MDs in Areas With More Resources Have Lower Satisfaction
Primary care doctors who work in areas with the most medical resources -- including specialists, hospital beds and diagnostic equipment -- say they are less satisfied with the quality of care they provide than doctors in areas with fewer resources, according to a study published in the May issue of Annals of Internal Medicine, the Chicago Tribune reports.
Dartmouth Medical School researchers conducted a nationwide survey of 6,000 physicians who treat Medicare patients. Medicare spending was 58% higher in areas with the most resources compared with areas with the fewest. The study finds that 50% of physicians in high-intensity health care areas said they were able to obtain elective hospital admissions for their patients, compared with 64% of physicians in low-intensity areas.
Doctors in high-intensity areas were less likely to say they obtained adequate hospital stays for patients, strong specialist referrals or high-quality diagnostic imaging services. The study also finds that physicians in high-intensity areas are less likely to report satisfaction with their careers.
Elliott Fischer, the study's senior author, said, "To the surprise of many, (these) doctors ... perceive the quality of care to be worse on almost every dimension that we looked at.

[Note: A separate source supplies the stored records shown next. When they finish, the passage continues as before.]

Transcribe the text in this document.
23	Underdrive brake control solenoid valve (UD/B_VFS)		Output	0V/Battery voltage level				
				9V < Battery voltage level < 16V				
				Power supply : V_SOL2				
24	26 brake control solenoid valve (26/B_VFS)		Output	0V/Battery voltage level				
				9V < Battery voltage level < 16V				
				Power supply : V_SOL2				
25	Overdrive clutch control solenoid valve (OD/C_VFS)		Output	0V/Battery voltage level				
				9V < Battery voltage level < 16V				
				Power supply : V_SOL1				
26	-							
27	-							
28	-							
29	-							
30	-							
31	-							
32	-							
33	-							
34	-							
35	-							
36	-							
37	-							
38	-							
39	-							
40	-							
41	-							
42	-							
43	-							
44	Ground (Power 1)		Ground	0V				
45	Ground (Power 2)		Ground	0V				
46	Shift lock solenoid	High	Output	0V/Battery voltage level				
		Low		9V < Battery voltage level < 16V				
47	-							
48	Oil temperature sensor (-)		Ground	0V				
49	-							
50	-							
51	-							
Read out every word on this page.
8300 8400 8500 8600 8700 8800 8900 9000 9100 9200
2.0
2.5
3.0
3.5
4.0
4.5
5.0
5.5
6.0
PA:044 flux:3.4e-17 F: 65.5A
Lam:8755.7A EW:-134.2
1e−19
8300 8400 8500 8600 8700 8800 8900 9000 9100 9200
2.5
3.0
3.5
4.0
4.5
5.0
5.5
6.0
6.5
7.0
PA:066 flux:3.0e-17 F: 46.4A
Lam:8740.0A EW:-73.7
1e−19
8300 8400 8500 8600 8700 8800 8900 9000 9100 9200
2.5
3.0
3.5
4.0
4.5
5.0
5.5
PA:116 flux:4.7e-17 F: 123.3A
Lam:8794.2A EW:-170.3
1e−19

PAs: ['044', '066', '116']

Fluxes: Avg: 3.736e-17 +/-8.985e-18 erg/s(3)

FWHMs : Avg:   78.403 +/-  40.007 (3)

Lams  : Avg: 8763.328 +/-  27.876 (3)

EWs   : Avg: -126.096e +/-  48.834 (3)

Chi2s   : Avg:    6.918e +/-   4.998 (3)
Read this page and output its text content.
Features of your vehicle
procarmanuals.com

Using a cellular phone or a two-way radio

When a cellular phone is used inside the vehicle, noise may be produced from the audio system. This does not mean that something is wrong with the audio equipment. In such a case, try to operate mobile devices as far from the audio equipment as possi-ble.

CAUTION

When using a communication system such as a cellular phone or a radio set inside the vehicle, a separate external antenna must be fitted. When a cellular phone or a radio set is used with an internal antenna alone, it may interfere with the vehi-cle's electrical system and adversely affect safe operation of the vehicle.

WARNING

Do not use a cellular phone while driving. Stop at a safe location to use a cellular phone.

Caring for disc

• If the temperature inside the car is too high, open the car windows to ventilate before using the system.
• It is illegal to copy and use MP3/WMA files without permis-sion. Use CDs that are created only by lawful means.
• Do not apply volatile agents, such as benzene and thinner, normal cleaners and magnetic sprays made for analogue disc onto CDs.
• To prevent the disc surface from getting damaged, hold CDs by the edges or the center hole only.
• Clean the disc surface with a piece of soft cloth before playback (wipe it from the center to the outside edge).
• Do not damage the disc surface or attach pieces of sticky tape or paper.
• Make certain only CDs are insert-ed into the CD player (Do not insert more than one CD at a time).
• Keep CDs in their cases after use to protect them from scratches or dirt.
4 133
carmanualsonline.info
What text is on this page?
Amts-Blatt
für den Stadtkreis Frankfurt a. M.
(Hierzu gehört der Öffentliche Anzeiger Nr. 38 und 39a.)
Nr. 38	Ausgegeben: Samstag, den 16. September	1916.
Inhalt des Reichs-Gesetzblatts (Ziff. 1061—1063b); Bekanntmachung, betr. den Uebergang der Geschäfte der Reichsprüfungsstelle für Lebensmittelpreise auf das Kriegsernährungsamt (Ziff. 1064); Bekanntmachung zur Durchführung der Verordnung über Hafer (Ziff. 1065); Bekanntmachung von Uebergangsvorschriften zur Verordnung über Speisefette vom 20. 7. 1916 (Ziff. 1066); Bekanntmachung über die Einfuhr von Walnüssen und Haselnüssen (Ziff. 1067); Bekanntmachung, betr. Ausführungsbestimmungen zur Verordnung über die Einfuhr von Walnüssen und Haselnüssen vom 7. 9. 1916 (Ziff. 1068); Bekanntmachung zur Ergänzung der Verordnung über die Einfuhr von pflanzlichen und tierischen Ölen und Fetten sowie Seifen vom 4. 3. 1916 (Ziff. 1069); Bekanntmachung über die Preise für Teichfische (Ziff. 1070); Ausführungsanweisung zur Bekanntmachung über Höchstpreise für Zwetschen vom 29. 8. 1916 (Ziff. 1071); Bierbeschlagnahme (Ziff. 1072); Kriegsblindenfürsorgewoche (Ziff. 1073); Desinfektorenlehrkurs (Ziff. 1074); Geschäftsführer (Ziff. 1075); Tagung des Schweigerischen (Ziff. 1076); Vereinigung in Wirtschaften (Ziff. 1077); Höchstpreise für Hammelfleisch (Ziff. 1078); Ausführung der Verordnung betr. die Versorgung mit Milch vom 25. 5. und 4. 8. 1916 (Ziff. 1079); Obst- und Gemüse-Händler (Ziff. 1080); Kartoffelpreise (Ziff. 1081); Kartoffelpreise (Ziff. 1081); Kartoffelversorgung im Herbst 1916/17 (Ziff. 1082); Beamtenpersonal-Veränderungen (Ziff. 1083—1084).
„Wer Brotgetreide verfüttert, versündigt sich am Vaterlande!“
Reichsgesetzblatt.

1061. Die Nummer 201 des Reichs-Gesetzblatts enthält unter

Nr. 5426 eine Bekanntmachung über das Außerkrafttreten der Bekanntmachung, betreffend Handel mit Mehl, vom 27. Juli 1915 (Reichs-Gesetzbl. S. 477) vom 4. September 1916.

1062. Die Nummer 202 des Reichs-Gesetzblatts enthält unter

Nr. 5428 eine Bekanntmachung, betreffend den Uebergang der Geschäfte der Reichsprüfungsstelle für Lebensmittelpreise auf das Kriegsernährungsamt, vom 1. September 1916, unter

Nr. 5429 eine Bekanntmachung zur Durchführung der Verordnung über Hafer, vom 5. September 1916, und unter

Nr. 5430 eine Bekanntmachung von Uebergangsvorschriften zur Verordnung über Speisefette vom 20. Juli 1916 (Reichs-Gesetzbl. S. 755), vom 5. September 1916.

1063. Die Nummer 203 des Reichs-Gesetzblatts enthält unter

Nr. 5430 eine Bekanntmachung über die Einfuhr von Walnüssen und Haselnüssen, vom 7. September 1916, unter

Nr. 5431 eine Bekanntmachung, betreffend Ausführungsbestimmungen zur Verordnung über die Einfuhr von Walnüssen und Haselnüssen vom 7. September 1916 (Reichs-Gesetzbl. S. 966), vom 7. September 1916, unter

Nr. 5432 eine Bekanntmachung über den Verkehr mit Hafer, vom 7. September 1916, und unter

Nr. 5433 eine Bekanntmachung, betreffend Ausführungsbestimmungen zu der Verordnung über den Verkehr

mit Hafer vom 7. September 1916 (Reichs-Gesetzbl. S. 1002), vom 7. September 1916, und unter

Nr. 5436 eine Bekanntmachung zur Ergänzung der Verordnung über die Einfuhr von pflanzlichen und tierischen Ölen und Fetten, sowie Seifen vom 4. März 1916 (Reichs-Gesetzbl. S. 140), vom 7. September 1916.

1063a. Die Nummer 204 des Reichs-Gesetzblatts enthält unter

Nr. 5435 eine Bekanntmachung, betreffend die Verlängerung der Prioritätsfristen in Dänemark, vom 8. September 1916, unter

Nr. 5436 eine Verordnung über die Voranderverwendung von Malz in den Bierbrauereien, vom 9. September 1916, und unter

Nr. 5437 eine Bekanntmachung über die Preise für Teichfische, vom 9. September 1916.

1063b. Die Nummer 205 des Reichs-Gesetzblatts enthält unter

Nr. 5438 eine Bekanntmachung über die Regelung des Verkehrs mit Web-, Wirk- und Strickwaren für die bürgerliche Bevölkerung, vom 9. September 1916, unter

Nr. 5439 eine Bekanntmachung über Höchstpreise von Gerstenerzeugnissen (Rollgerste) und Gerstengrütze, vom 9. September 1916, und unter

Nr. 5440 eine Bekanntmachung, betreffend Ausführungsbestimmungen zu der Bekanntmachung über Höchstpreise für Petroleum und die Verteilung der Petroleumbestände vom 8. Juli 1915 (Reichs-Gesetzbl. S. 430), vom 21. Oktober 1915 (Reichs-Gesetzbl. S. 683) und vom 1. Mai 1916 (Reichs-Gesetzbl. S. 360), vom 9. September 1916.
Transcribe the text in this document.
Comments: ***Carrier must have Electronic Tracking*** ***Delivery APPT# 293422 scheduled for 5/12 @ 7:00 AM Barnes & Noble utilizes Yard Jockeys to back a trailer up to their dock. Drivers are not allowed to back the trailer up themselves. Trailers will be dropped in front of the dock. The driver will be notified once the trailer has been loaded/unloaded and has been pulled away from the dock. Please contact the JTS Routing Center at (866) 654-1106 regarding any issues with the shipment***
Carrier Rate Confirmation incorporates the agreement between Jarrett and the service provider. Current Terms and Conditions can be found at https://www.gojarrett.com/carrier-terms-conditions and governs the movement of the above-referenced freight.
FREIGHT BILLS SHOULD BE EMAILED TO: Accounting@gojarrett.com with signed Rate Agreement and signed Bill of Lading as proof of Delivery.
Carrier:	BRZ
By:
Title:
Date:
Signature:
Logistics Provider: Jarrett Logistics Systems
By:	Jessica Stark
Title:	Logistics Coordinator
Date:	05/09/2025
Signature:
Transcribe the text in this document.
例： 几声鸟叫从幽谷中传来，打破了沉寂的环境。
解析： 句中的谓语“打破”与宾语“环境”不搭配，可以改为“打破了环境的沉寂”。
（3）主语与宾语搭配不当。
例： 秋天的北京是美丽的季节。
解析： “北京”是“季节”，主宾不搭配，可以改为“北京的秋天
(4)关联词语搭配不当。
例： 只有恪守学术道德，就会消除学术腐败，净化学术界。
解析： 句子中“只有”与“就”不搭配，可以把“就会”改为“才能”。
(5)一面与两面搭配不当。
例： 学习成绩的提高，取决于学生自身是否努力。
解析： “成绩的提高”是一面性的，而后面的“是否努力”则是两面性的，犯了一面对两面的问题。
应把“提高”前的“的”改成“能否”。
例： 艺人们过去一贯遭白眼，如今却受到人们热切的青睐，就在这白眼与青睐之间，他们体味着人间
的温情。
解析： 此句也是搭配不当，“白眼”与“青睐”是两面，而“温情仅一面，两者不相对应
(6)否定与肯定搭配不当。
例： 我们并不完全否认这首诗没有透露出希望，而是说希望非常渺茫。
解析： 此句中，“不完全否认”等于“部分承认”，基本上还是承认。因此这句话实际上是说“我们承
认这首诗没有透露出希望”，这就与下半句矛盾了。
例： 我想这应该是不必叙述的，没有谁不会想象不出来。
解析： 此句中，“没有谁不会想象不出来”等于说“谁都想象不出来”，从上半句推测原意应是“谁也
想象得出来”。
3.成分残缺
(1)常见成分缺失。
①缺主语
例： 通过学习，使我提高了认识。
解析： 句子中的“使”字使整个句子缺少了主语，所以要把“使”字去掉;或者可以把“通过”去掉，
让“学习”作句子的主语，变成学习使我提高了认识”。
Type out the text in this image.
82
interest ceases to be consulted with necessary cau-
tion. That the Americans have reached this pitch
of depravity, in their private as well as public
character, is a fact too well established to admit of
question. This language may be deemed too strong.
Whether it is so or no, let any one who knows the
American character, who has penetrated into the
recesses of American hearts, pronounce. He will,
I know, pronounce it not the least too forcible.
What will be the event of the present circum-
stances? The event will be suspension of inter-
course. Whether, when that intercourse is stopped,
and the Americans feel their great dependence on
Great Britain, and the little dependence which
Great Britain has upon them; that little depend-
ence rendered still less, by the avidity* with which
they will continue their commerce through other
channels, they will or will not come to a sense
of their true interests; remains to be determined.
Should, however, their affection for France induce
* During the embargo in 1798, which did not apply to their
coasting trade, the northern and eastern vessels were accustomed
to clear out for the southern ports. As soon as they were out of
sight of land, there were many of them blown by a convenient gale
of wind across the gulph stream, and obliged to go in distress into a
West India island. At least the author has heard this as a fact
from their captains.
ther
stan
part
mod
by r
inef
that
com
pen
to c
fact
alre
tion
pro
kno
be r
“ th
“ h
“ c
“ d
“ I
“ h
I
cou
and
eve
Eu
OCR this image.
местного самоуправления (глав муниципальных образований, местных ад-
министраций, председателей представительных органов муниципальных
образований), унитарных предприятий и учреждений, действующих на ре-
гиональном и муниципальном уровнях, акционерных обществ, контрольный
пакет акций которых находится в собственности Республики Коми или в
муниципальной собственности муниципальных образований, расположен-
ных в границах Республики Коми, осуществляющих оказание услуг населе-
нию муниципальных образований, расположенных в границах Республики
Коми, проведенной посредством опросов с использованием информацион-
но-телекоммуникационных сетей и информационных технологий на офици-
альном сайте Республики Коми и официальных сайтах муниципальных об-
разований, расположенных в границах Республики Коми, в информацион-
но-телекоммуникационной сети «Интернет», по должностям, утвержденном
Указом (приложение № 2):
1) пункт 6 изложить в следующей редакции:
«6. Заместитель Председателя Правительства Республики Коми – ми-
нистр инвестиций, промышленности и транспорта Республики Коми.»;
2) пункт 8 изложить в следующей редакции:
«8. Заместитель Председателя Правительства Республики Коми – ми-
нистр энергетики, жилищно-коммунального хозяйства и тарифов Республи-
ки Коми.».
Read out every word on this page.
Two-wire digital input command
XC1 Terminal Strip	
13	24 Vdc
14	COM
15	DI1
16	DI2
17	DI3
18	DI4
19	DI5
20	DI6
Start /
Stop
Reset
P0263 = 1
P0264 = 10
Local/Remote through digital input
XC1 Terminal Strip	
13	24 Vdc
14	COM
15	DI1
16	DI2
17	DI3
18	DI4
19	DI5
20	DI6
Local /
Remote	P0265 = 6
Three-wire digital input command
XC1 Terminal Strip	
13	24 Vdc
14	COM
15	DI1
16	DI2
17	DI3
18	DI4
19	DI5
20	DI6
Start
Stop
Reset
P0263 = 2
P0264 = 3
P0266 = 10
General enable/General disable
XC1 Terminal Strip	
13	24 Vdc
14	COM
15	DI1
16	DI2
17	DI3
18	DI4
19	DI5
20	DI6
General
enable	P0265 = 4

Doctors are less satisfied, and they perceive the resources to be scarcer, even when they have more."
Brenda Sirovich, the study's lead author, said the increased demand for resources in high-intensity health care areas creates a situation "where demand feeds supply, feeds demand, feeds supply in sort of a never-ending cycle."
Lawrence Casalino, professor of health studies at the University of Chicago, said, "The implications (of the study) are important; it's not that we need to pour more money into the system, and it's not that we need more hospital beds and more specialists."
Earlier Dartmouth studies found that more expensive health care and more services do not improve patient outcomes, and researchers estimated that 30% of Medicare spending is used for unnecessary care (Kotulak, Chicago Tribune, 5/30).